Today’s question is from Alex of San Francisco, who asks:
Q: “Muni ran over and killed my uncle. What do I have to do to take legal action?”
A: In a case against Muni, you must file a notice of claim within six months pursuant to Government Code Section 910 or you may lose your rights to proceed with a lawsuit.
The way a case of this type is investigated is through The City’s hit-and-run detail. The unit is notoriously biased and, indeed, its investigators work for the City Attorney’s Office, which represents Muni. I have found its reports are frequently written in favor of Muni. In essence, The City is investigating itself.
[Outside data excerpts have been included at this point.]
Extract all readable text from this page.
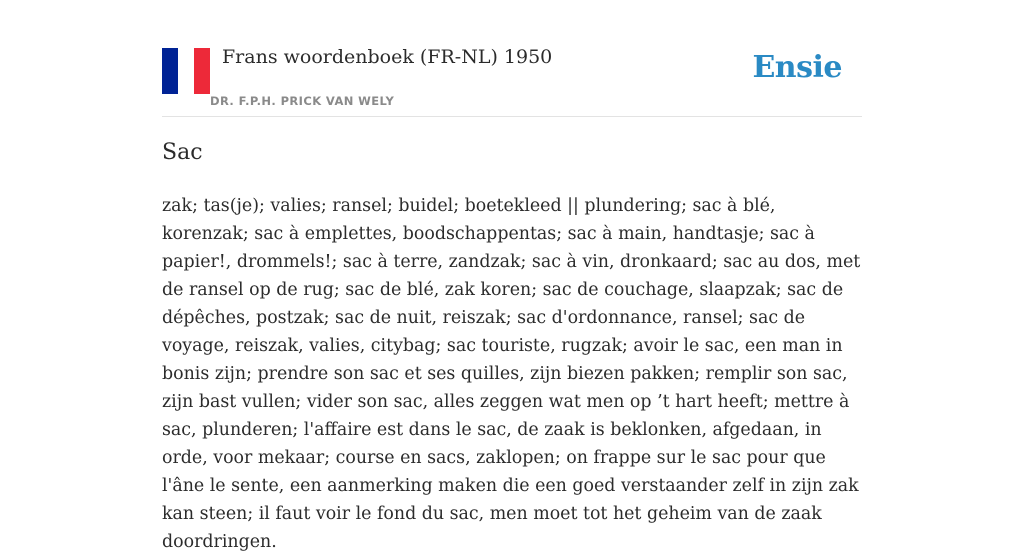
Frans woordenboek (FR-NL) 1950
DR. F.P.H. PRICK VAN WELY
Ensie
Sac

zak; tas(je); valies; ransel; buidel; boetekleed || plundering; sac à blé, korenzak; sac à emplettes, boodschappentas; sac à main, handtasje; sac à papier!, drommels!; sac à terre, zandzak; sac à vin, dronkaard; sac au dos, met de ransel op de rug; sac de blé, zak koren; sac de couchage, slaapzak; sac de dépêches, postzak; sac de nuit, reiszak; sac d'ordonnance, ransel; sac de voyage, reiszak, valies, citybag; sac touriste, rugzak; avoir le sac, een man in bonis zijn; prendre son sac et ses quilles, zijn biezen pakken; remplir son sac, zijn bast vullen; vider son sac, alles zeggen wat men op ’t hart heeft; mettre à sac, plunderen; l'affaire est dans le sac, de zaak is beklonken, afgedaan, in orde, voor mekaar; course en sacs, zaklopen; on frappe sur le sac pour que l'âne le sente, een aanmerking maken die een goed verstaander zelf in zijn zak kan steen; il faut voir le fond du sac, men moet tot het geheim van de zaak doordringen.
One of the first things that should be done after a tragedy like this is to demand that The City preserve any and all evidence. Buses are outfitted with cameras, some looking inward and some outward. The forward-facing camera activates with a sudden change of speed or impact. It is often the most helpful. There is a camera behind the driver that often captures the right-front side of the bus and one that looks over the driver’s right shoulder, catching the left-front side of the bus. The articulated buses have significant blind spots that Muni drivers should be aware of.
Make a public records request for the 911 calls, driver calls, communications with central control (Muni’s dispatch center), and the computer-automated dispatch (CAD) reports and audio tapes. Witnesses can be identified by getting the 911 tapes that record the name and number of those who call in immediately after the incident. This often yields evidence of eyewitnesses who may not be included in the police report. CAD reports are computer logs and voice recordings of all communications with the Police Department and Fire Department.
Ask for your relative’s clothes to be preserved and returned to you. Often evidence as to what happened is on the clothing. The bus driver should, within two hours of the incident, have been tested for drugs and alcohol. This is a federal law.
The next of kin should ask for copies of the autopsy report, photographs and death certificate. This evidence can tell much about how the collision happened. This type of evidence can be very disturbing, so I would either have someone with some distance from the tragedy obtain and open them (though the request must come from the next of kin), or have them sent to a legal representative so you are not emotionally devastated by what is contained in the photographs.
Often, the police report will say the decedent “fell under the bus” or “walked into the side of the bus.” This is especially true when there is a turn being made. (Most often right turns.) This is a false representation, because what often happens is that a pedestrian will see the bus making a slight left turn and think that the bus is turning left, and then suddenly the bus swings back to the right. The pedestrian thinking the bus is going straight or turning left walks into the roadway and then the bus suddenly sweeps right. Drivers are looking to the left to make sure they do not hit oncoming traffic, then they sweep their eyes to the right and often they don’t see the pedestrian before they hit them or, by that time, the pedestrian is in their blind spot. This overshooting the corner, making a slight jog left, then a right, is called a buttonhook turn and often leaves the bus sweeping from left to right, entrapping the pedestrian.
Obtaining evidence can be quite a daunting task. The 910 form can be found on The City’s website. Given the seriousness of the case, you should get the assistance of a trial lawyer to help obtain and analyze the evidence to see if Muni has liability or not.